Malls should have mandatory valet parking. Maybe not all malls, but at least malls that are big enough to need multi-level parking.
Take West Edmonton Mall as an example. If any mall were to have valet parking, WEM, being the largest in North America, would really benefit from it. (Right now, just the hotel has a valet service.) If one goes to the mall in the early evening or on weekends, the parking lot is a madhouse.
Most men that I know usually drop off their passengers at one of the many entrances, and then spend 15 minutes parking their car and walking back to their party. When the shopping trip is over, they then have to leave the group (at least) 15 minutes early, probably walk to the other side of the mall, and then remember which level they parked at and where to pick up their friends.
Imagine what a Saturday morning trip to the mall with valet parking would be like:
- You arrive at the door that is closest to your destination, not caring if that area of the parking lot is busy
- Everyone gets out of the car and you hand the keys over to a valet
- You're given a tag or number of some kind to identify your car. This could be further improved by either connecting a mobile app or registering your mobile number with their system.

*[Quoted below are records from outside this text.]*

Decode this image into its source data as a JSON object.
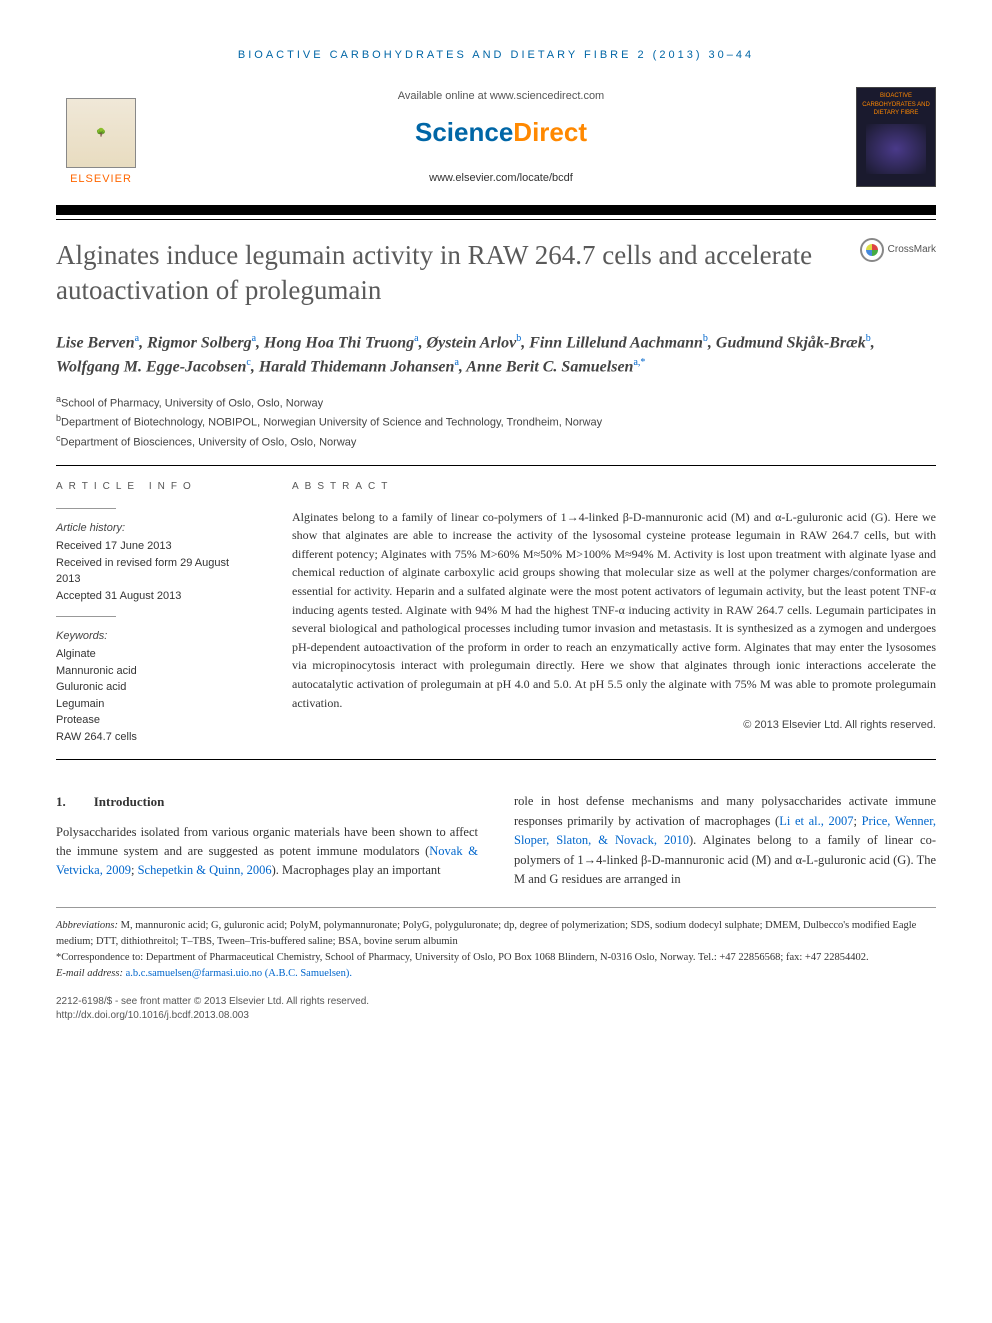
{
  "journal_header": "BIOACTIVE CARBOHYDRATES AND DIETARY FIBRE 2 (2013) 30–44",
  "available_online": "Available online at www.sciencedirect.com",
  "sciencedirect": {
    "science": "Science",
    "direct": "Direct"
  },
  "journal_url": "www.elsevier.com/locate/bcdf",
  "elsevier_label": "ELSEVIER",
  "journal_cover_text": "BIOACTIVE CARBOHYDRATES AND DIETARY FIBRE",
  "title": "Alginates induce legumain activity in RAW 264.7 cells and accelerate autoactivation of prolegumain",
  "crossmark_label": "CrossMark",
  "authors_html": "Lise Berven<sup class='aff-link'>a</sup>, Rigmor Solberg<sup class='aff-link'>a</sup>, Hong Hoa Thi Truong<sup class='aff-link'>a</sup>, Øystein Arlov<sup class='aff-link'>b</sup>, Finn Lillelund Aachmann<sup class='aff-link'>b</sup>, Gudmund Skjåk-Bræk<sup class='aff-link'>b</sup>, Wolfgang M. Egge-Jacobsen<sup class='aff-link'>c</sup>, Harald Thidemann Johansen<sup class='aff-link'>a</sup>, Anne Berit C. Samuelsen<sup class='aff-link'>a,*</sup>",
  "affiliations": {
    "a": "School of Pharmacy, University of Oslo, Oslo, Norway",
    "b": "Department of Biotechnology, NOBIPOL, Norwegian University of Science and Technology, Trondheim, Norway",
    "c": "Department of Biosciences, University of Oslo, Oslo, Norway"
  },
  "info_heading": "ARTICLE INFO",
  "abstract_heading": "ABSTRACT",
  "history_label": "Article history:",
  "history": {
    "received": "Received 17 June 2013",
    "revised": "Received in revised form 29 August 2013",
    "accepted": "Accepted 31 August 2013"
  },
  "keywords_label": "Keywords:",
  "keywords": [
    "Alginate",
    "Mannuronic acid",
    "Guluronic acid",
    "Legumain",
    "Protease",
    "RAW 264.7 cells"
  ],
  "abstract": "Alginates belong to a family of linear co-polymers of 1→4-linked β-D-mannuronic acid (M) and α-L-guluronic acid (G). Here we show that alginates are able to increase the activity of the lysosomal cysteine protease legumain in RAW 264.7 cells, but with different potency; Alginates with 75% M>60% M≈50% M>100% M≈94% M. Activity is lost upon treatment with alginate lyase and chemical reduction of alginate carboxylic acid groups showing that molecular size as well at the polymer charges/conformation are essential for activity. Heparin and a sulfated alginate were the most potent activators of legumain activity, but the least potent TNF-α inducing agents tested. Alginate with 94% M had the highest TNF-α inducing activity in RAW 264.7 cells. Legumain participates in several biological and pathological processes including tumor invasion and metastasis. It is synthesized as a zymogen and undergoes pH-dependent autoactivation of the proform in order to reach an enzymatically active form. Alginates that may enter the lysosomes via micropinocytosis interact with prolegumain directly. Here we show that alginates through ionic interactions accelerate the autocatalytic activation of prolegumain at pH 4.0 and 5.0. At pH 5.5 only the alginate with 75% M was able to promote prolegumain activation.",
  "copyright": "© 2013 Elsevier Ltd. All rights reserved.",
  "intro_heading_num": "1.",
  "intro_heading_text": "Introduction",
  "intro_col1": "Polysaccharides isolated from various organic materials have been shown to affect the immune system and are suggested as potent immune modulators (",
  "intro_ref1": "Novak & Vetvicka, 2009",
  "intro_ref2": "Schepetkin & Quinn, 2006",
  "intro_col1_end": "). Macrophages play an important",
  "intro_col2_start": "role in host defense mechanisms and many polysaccharides activate immune responses primarily by activation of macrophages (",
  "intro_ref3": "Li et al., 2007",
  "intro_ref4": "Price, Wenner, Sloper, Slaton, & Novack, 2010",
  "intro_col2_end": "). Alginates belong to a family of linear co-polymers of 1→4-linked β-D-mannuronic acid (M) and α-L-guluronic acid (G). The M and G residues are arranged in",
  "abbreviations_label": "Abbreviations:",
  "abbreviations": "M,  mannuronic acid; G,  guluronic acid; PolyM,  polymannuronate; PolyG,  polyguluronate; dp,  degree of polymerization; SDS,  sodium dodecyl sulphate; DMEM,  Dulbecco's modified Eagle medium; DTT,  dithiothreitol; T–TBS,  Tween–Tris-buffered saline; BSA,  bovine serum albumin",
  "correspondence_label": "*Correspondence to:",
  "correspondence": "Department of Pharmaceutical Chemistry, School of Pharmacy, University of Oslo, PO Box 1068 Blindern, N-0316 Oslo, Norway. Tel.: +47 22856568; fax: +47 22854402.",
  "email_label": "E-mail address:",
  "email": "a.b.c.samuelsen@farmasi.uio.no (A.B.C. Samuelsen).",
  "issn_line": "2212-6198/$ - see front matter © 2013 Elsevier Ltd. All rights reserved.",
  "doi_line": "http://dx.doi.org/10.1016/j.bcdf.2013.08.003",
  "colors": {
    "blue": "#0066a6",
    "orange": "#ff8800",
    "link": "#0066cc",
    "text": "#333333",
    "grey_title": "#5a5a5a"
  }
}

- The valets park you car as efficiently as possible, knowing exactly where there are spots available, and not having to look around for a spot big enough for you vehicle
- When you're done shopping, you approach any of the entrances, and the valets bring your car to you. If you're using a mobile app or SMS-based system, you could hail your vehicle before you even get to the door.
Cost is one thing that would need to be experimented with. If a mall suddenly said they were valet parking only, and charged $10 for parking, customers would be outraged. I would say that the mall should subsidize the cost at least somewhat, therefore making tenants pay for happier customers, and also cutting down on janitorial costs during winter months because of reduced dirt and snow being tracked in.
Of course, I would prefer it be completely free, but even I wouldn't mind paying two dollars for the benefit of less stress. Another result of a small cost would be that more people take transit to get to the mall. It would just take a good trial period to figure out what the threshold is that causes would-be shoppers to go to a different mall.
This is one of those situations where I wish there was a really good real-world simulator that one could try it out in.